Вот — хотя бы в следующих стихах (из первого сборника «Камень») о зимнем Петербурге с дворниками в «овчинных шубах», напоминающими поэту скифскую Россию, когда Овидий пел, «мешая Рим и снег», «арбу воловью», — разве не гремит русский ямб с какой-то неслыханной силой?

О временах простых и грубых
Копыта конские твердят,
И дворники в овчинных шубах
На лавках у подъездов спят.
На стук в тяжелые ворота
Привратник, царственно-ленив,
Встал, — и звериная зевота
Напомнила твой образ, скиф,
Когда дряхлеющей любовью,
В стихах мешая Рим и снег,
Овидий пел арбу воловью

В походе варварских телег.

Здесь, помимо пушкинского урока («Еще усталые лакеи на шубах у подъезда спят»), «арбу воловью», конечно — не совсем по-русски (мы не скажем «лошадиная карета» или «ослиная повозка»).
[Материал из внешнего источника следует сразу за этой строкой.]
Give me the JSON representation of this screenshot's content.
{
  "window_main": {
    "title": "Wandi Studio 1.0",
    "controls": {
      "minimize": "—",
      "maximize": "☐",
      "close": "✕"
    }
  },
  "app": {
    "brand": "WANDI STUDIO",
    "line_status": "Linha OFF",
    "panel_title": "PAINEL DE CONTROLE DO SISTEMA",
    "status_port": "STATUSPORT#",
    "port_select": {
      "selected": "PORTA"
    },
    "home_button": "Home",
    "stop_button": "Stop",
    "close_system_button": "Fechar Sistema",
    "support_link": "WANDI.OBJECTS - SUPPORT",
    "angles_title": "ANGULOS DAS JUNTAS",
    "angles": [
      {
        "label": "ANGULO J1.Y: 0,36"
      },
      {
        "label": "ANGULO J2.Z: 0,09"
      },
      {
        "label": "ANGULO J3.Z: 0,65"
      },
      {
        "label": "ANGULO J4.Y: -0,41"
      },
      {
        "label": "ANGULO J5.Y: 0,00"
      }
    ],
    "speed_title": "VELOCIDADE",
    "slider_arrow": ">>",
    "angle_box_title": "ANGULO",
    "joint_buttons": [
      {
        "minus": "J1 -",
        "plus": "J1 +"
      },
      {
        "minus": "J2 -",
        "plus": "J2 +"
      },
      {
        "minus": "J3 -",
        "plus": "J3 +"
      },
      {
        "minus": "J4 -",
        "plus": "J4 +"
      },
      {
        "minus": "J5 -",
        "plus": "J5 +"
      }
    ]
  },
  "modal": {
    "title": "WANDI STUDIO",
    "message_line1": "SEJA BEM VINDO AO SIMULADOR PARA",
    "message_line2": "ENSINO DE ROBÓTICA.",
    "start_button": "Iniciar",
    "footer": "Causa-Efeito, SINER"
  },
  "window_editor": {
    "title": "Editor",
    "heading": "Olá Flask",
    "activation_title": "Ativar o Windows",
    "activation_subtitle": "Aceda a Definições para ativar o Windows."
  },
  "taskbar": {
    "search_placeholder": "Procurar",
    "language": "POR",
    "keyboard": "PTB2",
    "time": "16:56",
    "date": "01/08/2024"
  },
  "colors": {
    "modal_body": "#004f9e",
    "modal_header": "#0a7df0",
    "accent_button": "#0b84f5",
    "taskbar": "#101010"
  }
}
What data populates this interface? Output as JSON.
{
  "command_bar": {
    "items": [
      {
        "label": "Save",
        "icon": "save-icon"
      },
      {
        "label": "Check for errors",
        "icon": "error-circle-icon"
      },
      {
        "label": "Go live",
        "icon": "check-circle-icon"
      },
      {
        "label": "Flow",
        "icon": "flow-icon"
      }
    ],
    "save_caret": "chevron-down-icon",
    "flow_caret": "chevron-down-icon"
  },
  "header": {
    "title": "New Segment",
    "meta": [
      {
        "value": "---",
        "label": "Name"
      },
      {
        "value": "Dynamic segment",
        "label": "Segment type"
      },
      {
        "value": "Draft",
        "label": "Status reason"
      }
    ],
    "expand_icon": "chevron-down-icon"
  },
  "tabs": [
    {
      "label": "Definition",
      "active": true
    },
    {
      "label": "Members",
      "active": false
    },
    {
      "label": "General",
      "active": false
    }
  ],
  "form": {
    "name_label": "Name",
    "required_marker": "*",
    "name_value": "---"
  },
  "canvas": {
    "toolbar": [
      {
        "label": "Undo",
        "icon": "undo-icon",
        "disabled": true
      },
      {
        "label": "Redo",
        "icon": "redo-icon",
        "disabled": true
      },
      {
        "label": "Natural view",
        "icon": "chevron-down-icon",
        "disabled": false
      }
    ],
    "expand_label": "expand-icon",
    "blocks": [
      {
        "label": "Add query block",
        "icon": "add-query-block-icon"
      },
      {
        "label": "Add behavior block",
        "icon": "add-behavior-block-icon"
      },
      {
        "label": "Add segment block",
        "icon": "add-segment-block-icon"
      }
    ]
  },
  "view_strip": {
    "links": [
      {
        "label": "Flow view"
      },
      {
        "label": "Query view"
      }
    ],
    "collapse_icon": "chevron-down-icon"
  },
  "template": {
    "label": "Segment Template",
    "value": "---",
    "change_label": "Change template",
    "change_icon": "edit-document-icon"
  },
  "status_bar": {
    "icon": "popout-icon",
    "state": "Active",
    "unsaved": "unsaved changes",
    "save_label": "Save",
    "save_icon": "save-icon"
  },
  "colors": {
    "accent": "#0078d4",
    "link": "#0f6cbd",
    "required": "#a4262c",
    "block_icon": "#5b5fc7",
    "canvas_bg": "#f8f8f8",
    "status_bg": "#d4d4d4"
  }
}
Но в строке Мандельштама как будто и убедительно: древняя овидиева «арба» тут неразрывно спаяна с образом волов в варварском походе и становится она воловьей, как, скажем хомут (лошадиный).

Мандельштам трудился самоотверженно над «материалом» слов, создавая прекрасное из их «недоброй тяжести», но иногда и неточно понимал их (например, «в простоволосых жалобах ночных», «простоволосая шумит трава»), и склонял их неверно («в песку зарылся амулет»), и выдумывал их произвольно («безъязыкий»), и, наконец, связывал одно слово с другим на основании слишком уж отдаленных ассоциаций:

И сумасшедших скал колючие соборы
Повисли в воздухе, где шерсть и тишина…

Вообще слова у Мандельштама часто не совпадают с прямым своим смыслом, а как бы «намагничены» из-внутри и втягивают в себя побочные представления. Поэтому и к неправильностям и вычурам его словоупотребления иначе относишься, чем к неправильностям и вычурам у других поэтов, менее искренних, менее правдивых и вдохновенно-ищущих.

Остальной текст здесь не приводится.